The day of was hectic. Because I don’t have an oven, Kaitie and I had to walk the 20 lbs turkey 15 minutes down the road to a friends house at 8 am, season the bird, make the stuffing and then proceed to explain to this Italian man in spanish how to maintain the moisture level of the bird. Then we had to run back to my place, clean, set-up and prepare my apartment for the onslaught scheduled to arrive at 2 pm.

 

This is where Martina (a girl from Slovakia) and Juliette (a girl from Paris) come into play. They are two of the greatest friends I have had the pleasure of meeting and they both insisted on waking up, going to the grocery store for more supplies, and being to my house by 10 am. They then helped with everything. (During the party they were also helping to serve everyone, keep up with trash and maintain the general sanity)

I must say, the party was a success! I was nervous and stressed by the amount of people scheduled to show up, but in the end this was by far the best Thanksgiving I have ever had. Not just because we are in Spain  or because the food was really good (absolutely amazing!!) but because of the people who came.

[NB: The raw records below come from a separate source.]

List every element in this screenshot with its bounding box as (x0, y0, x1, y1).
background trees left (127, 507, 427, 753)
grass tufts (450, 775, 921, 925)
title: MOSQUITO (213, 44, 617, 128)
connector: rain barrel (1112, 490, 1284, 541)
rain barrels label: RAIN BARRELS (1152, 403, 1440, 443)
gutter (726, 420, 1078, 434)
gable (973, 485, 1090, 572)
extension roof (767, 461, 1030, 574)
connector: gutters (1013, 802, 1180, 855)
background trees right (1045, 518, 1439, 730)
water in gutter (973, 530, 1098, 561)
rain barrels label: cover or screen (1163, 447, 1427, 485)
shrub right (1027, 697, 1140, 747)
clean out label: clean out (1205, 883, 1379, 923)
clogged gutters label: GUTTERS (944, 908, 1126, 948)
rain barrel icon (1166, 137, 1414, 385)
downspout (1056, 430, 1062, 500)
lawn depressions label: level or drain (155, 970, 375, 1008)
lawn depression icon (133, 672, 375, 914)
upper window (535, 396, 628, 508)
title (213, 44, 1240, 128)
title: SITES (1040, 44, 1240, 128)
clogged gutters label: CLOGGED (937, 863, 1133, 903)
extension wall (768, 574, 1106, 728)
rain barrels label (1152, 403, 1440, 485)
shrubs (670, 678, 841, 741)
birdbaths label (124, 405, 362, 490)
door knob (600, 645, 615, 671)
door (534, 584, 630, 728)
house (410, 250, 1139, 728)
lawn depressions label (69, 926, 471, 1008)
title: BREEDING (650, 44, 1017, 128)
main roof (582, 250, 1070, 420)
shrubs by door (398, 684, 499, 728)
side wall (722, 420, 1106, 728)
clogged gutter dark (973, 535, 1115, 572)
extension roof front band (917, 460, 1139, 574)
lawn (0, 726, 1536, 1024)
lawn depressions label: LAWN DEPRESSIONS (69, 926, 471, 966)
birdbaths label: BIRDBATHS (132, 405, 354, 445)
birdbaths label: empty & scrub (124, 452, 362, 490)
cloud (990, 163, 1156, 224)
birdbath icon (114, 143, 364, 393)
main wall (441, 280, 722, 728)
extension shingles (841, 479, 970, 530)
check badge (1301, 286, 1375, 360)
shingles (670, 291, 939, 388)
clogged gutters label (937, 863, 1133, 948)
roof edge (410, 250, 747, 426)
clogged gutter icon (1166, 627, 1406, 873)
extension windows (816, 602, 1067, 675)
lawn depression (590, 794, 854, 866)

You see, Americans are stingy and greedy. It’s a stereotype I typically believe to be true and I myself am an American. Of course stereotypes don’t hold true in every circumstance and the Americans here with me in Spain definitely do not have those characteristics. However, I was more enchanted by those from different countries. I was receiving texts, messages, and emails about Thanksgiving from them some weeks in advance. They all wanted to cook and to bring food and to share. I didn’t know what to do. How could 40 people be so eager to share?

Finally, we ended up with a Thanksgiving feast better than some I’ve had in the U.S. complete with a mountain of alcohol (this is Spain after all) and homemade desserts. At one point, while waiting for the mac&cheese and the mashed potatoes to arrive, I thought I was going to be mobbed by people waiting to eat.  The excitement in the room, the laughter and the smiles and the general sense of one big, mismatched family made me want to cry a few times. In my overly dramatic mind, I thought of myself as some Thanksgiving army commander and we were celebrating some long, drawn-out battle. Yes, I’m weird I know.

So why am I writing all this? Because during those 5 hours filled with laughter and friendship I had an epiphany. I’ve said before that one of my biggest goals in life, one of the purposes I feel like I have here on earth is to bring laughter into the lives of others, but yesterday, I realized more.

We were all from different religions, ethnicities and countries but every single person there was so eager to learn about the customs and traditions of the person next to them. There was no judgement, no superiority complex. That is the type of world that I want to live in and it is most definitely possible. Maybe it just takes some turkey and a piso in Spain.